Thanks a lot for this explanation. How can you even out the errors via the next weights, when you do not now in advance what activation value the weights will be multiplied with?
Great explanation.
Some questions:
When we are quantising and computing the quantisation loss, do we not need to supply some data for it to compute the loss against? If not, how exactly is this loss computed? (surely we need some inputs and expected outputs to compute this loss, is this why all of the weight errors were 0 when you quantised? )
If we do, could this be interpreted as a form of post training, quantisation 'fine-tuning'? By this I mean that we can use domain data in the quantisation process to help preserve the emergent features in the model that are most useful for our specific domain dataset?
Thanks!
Thanks. How to run the converted model?
At 1.45 where you defined the range of values for the 8bit 0. Quantization. The way I understand it is that we only use 8 bits to store our weight-values. So this would make us use an intervall of 256 values. So wouldn't it be [-127,128] instead of [-127,127] ?
Hey! Thank you so much for the video! I wanted to ask, what exact role does a dataset while quantizing play? The code you showed uses wikitext2 as a dataset for quantization.
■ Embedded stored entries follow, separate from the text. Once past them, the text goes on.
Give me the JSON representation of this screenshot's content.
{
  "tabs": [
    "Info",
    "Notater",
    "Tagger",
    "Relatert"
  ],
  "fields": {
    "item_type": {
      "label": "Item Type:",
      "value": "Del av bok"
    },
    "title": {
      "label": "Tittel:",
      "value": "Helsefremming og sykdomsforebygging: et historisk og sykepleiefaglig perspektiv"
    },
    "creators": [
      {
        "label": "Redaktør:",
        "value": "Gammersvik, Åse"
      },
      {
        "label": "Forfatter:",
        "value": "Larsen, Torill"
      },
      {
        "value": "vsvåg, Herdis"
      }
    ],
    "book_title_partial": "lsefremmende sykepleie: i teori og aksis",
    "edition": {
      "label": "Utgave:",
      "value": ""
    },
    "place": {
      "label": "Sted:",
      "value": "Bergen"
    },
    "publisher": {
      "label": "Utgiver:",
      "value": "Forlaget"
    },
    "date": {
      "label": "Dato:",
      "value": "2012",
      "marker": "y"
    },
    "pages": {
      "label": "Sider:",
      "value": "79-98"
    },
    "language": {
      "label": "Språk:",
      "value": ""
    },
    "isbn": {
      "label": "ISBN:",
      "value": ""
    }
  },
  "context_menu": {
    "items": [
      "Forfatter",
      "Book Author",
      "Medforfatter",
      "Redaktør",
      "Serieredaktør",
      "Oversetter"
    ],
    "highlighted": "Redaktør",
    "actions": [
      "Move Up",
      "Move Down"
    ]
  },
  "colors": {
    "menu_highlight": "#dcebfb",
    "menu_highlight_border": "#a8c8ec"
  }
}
I am looking very forward to your response!
Do you know what the weights distribution looks like for LM transformers ? For Convolutional Neural Networks the weight distribution tends to be sort Gaussian/Laplacian. Meaning that there are many smaller weights and increasingly less larger ones. This has implication on the compressability of said weights and more.
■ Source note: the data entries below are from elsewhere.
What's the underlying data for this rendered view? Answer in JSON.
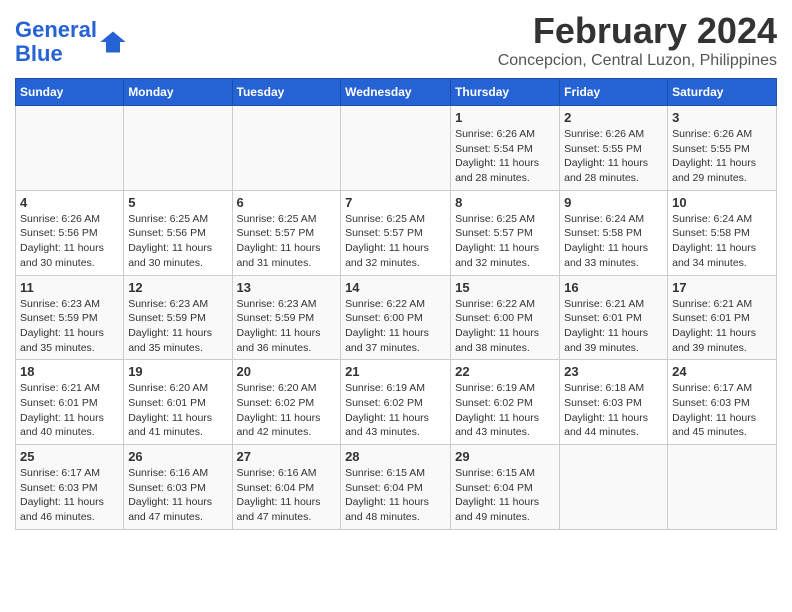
{
  "header": {
    "logo_line1": "General",
    "logo_line2": "Blue",
    "title": "February 2024",
    "subtitle": "Concepcion, Central Luzon, Philippines"
  },
  "days_of_week": [
    "Sunday",
    "Monday",
    "Tuesday",
    "Wednesday",
    "Thursday",
    "Friday",
    "Saturday"
  ],
  "weeks": [
    [
      {
        "day": "",
        "info": ""
      },
      {
        "day": "",
        "info": ""
      },
      {
        "day": "",
        "info": ""
      },
      {
        "day": "",
        "info": ""
      },
      {
        "day": "1",
        "info": "Sunrise: 6:26 AM\nSunset: 5:54 PM\nDaylight: 11 hours\nand 28 minutes."
      },
      {
        "day": "2",
        "info": "Sunrise: 6:26 AM\nSunset: 5:55 PM\nDaylight: 11 hours\nand 28 minutes."
      },
      {
        "day": "3",
        "info": "Sunrise: 6:26 AM\nSunset: 5:55 PM\nDaylight: 11 hours\nand 29 minutes."
      }
    ],
    [
      {
        "day": "4",
        "info": "Sunrise: 6:26 AM\nSunset: 5:56 PM\nDaylight: 11 hours\nand 30 minutes."
      },
      {
        "day": "5",
        "info": "Sunrise: 6:25 AM\nSunset: 5:56 PM\nDaylight: 11 hours\nand 30 minutes."
      },
      {
        "day": "6",
        "info": "Sunrise: 6:25 AM\nSunset: 5:57 PM\nDaylight: 11 hours\nand 31 minutes."
      },
      {
        "day": "7",
        "info": "Sunrise: 6:25 AM\nSunset: 5:57 PM\nDaylight: 11 hours\nand 32 minutes."
      },
      {
        "day": "8",
        "info": "Sunrise: 6:25 AM\nSunset: 5:57 PM\nDaylight: 11 hours\nand 32 minutes."
      },
      {
        "day": "9",
        "info": "Sunrise: 6:24 AM\nSunset: 5:58 PM\nDaylight: 11 hours\nand 33 minutes."
      },
      {
        "day": "10",
        "info": "Sunrise: 6:24 AM\nSunset: 5:58 PM\nDaylight: 11 hours\nand 34 minutes."
      }
    ],
    [
      {
        "day": "11",
        "info": "Sunrise: 6:23 AM\nSunset: 5:59 PM\nDaylight: 11 hours\nand 35 minutes."
      },
      {
        "day": "12",
        "info": "Sunrise: 6:23 AM\nSunset: 5:59 PM\nDaylight: 11 hours\nand 35 minutes."
      },
      {
        "day": "13",
        "info": "Sunrise: 6:23 AM\nSunset: 5:59 PM\nDaylight: 11 hours\nand 36 minutes."
      },
      {
        "day": "14",
        "info": "Sunrise: 6:22 AM\nSunset: 6:00 PM\nDaylight: 11 hours\nand 37 minutes."
      },
      {
        "day": "15",
        "info": "Sunrise: 6:22 AM\nSunset: 6:00 PM\nDaylight: 11 hours\nand 38 minutes."
      },
      {
        "day": "16",
        "info": "Sunrise: 6:21 AM\nSunset: 6:01 PM\nDaylight: 11 hours\nand 39 minutes."
      },
      {
        "day": "17",
        "info": "Sunrise: 6:21 AM\nSunset: 6:01 PM\nDaylight: 11 hours\nand 39 minutes."
      }
    ],
    [
      {
        "day": "18",
        "info": "Sunrise: 6:21 AM\nSunset: 6:01 PM\nDaylight: 11 hours\nand 40 minutes."
      },
      {
        "day": "19",
        "info": "Sunrise: 6:20 AM\nSunset: 6:01 PM\nDaylight: 11 hours\nand 41 minutes."
      },
      {
        "day": "20",
        "info": "Sunrise: 6:20 AM\nSunset: 6:02 PM\nDaylight: 11 hours\nand 42 minutes."
      },
      {
        "day": "21",
        "info": "Sunrise: 6:19 AM\nSunset: 6:02 PM\nDaylight: 11 hours\nand 43 minutes."
      },
      {
        "day": "22",
        "info": "Sunrise: 6:19 AM\nSunset: 6:02 PM\nDaylight: 11 hours\nand 43 minutes."
      },
      {
        "day": "23",
        "info": "Sunrise: 6:18 AM\nSunset: 6:03 PM\nDaylight: 11 hours\nand 44 minutes."
      },
      {
        "day": "24",
        "info": "Sunrise: 6:17 AM\nSunset: 6:03 PM\nDaylight: 11 hours\nand 45 minutes."
      }
    ],
    [
      {
        "day": "25",
        "info": "Sunrise: 6:17 AM\nSunset: 6:03 PM\nDaylight: 11 hours\nand 46 minutes."
      },
      {
        "day": "26",
        "info": "Sunrise: 6:16 AM\nSunset: 6:03 PM\nDaylight: 11 hours\nand 47 minutes."
      },
      {
        "day": "27",
        "info": "Sunrise: 6:16 AM\nSunset: 6:04 PM\nDaylight: 11 hours\nand 47 minutes."
      },
      {
        "day": "28",
        "info": "Sunrise: 6:15 AM\nSunset: 6:04 PM\nDaylight: 11 hours\nand 48 minutes."
      },
      {
        "day": "29",
        "info": "Sunrise: 6:15 AM\nSunset: 6:04 PM\nDaylight: 11 hours\nand 49 minutes."
      },
      {
        "day": "",
        "info": ""
      },
      {
        "day": "",
        "info": ""
      }
    ]
  ]
}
I suspect the weight distribution follows some normal curve since we can detect outlier features. There is also a new paper, Hyena, which describes a way to find what they describe as "Hyena matrices" for the weights where the weights can be diagonalized. So, we may be looking at O(n*ln(n)) computational (time and memory) complexity alongside 100k+ token contexts very soon.
Paper: arxiv.org/pdf/2302.10866v3.pdf
@@AemonAlgiz Thanks!
Do you divide my the largest number to get the scaling factor, or do you divide by the modulus?
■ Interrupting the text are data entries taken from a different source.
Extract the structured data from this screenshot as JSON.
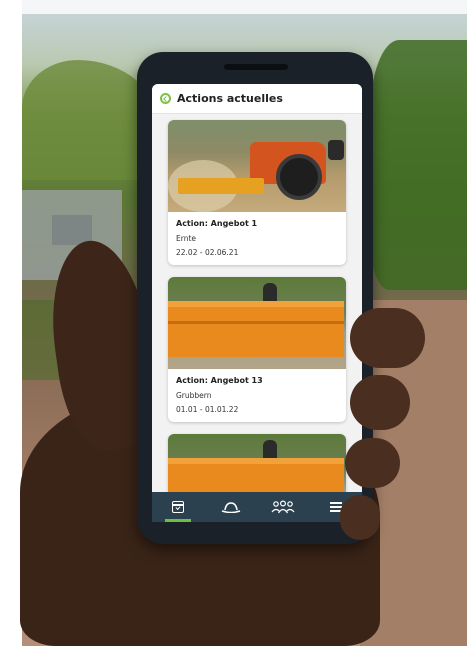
{
  "header": {
    "title": "Actions actuelles",
    "back_icon": "back-circle-icon",
    "accent_color": "#7fbf4a"
  },
  "actions": [
    {
      "title": "Action: Angebot 1",
      "type": "Ernte",
      "dates": "22.02 - 02.06.21",
      "image": "tractor-harrow-photo"
    },
    {
      "title": "Action: Angebot 13",
      "type": "Grubbern",
      "dates": "01.01 - 01.01.22",
      "image": "orange-trailer-photo"
    },
    {
      "image": "field-photo"
    }
  ],
  "tabbar": {
    "background": "#2c4150",
    "active_color": "#6fbf44",
    "items": [
      {
        "icon": "calendar-check-icon",
        "active": true
      },
      {
        "icon": "farmer-hat-icon",
        "active": false
      },
      {
        "icon": "people-group-icon",
        "active": false
      },
      {
        "icon": "hamburger-menu-icon",
        "active": false
      }
    ]
  }
}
For zero point you use the largest value, though there are other techniques liking binning.
I tried to duplicate this, everything seems fine up to the point when I run it and get killed by the system my gpu is A2000 8 GB, I guess you need atleast 14 GB, I tried to reduce 32 bits to 16 but killed on that too. Any ideas?
You wrote -127 to 127. 8-bit integers are -128 to -127. The quantization method you described loses slightly more precision than necessary.
One point I am not clear you divide by 127 which represents 8-bits, then your are saying you gonna do 4-bits quantization, do you actually divide the matrices by 63 for 4-bits or still 127
What is the significance of 127
It’s the range for signed 8-bit integers
OMG the maths! 🤣
It took me a whole day to realize why the inverse hessian was there, haha.
@@AemonAlgiz Thank God for Mr. Wolfram... 🤣
@@HostileRespite I didn’t even think of checking wolfram for something on it! Do they have some documentation on it?
My PhD is in Physics, so I tend to just stare at papers until I figure it out haha
@@AemonAlgiz REALLY? Respect! Ex nuclear munitions tech here. Glorified torque wrench twister, nothing so glamorous as you but I know more of the... uh... impractical side... of your studies. I went into as a dumb kid who loved science, came out a lot wiser but still love science. Got interested in Zero-point energy back in the day before RL side tracked me. Anyway, enjoy your stuff! I should have figured you were a bit like me, birds of a feather stubbornly die-hard together... when someone has already done the math for us. 🤣
Thanks. You speak fast. Do you mind slow down little bit? Background sound needs to be removed. Also, please zoom your code write sections. It is impossible to see what you write.
Hey there! Which sections are difficult for you to see? This isn’t a complaint I’ve gotten before, I set the font pretty large.
Edit: Rewatched this one and I did keep the font too small. Sorry, this was a mistake on this one!
I’m really digging your mathematical explanations! Keep it up and subscribed for the mafs!🦾🤓
Thanks, the one coming out today is pretty math heavy!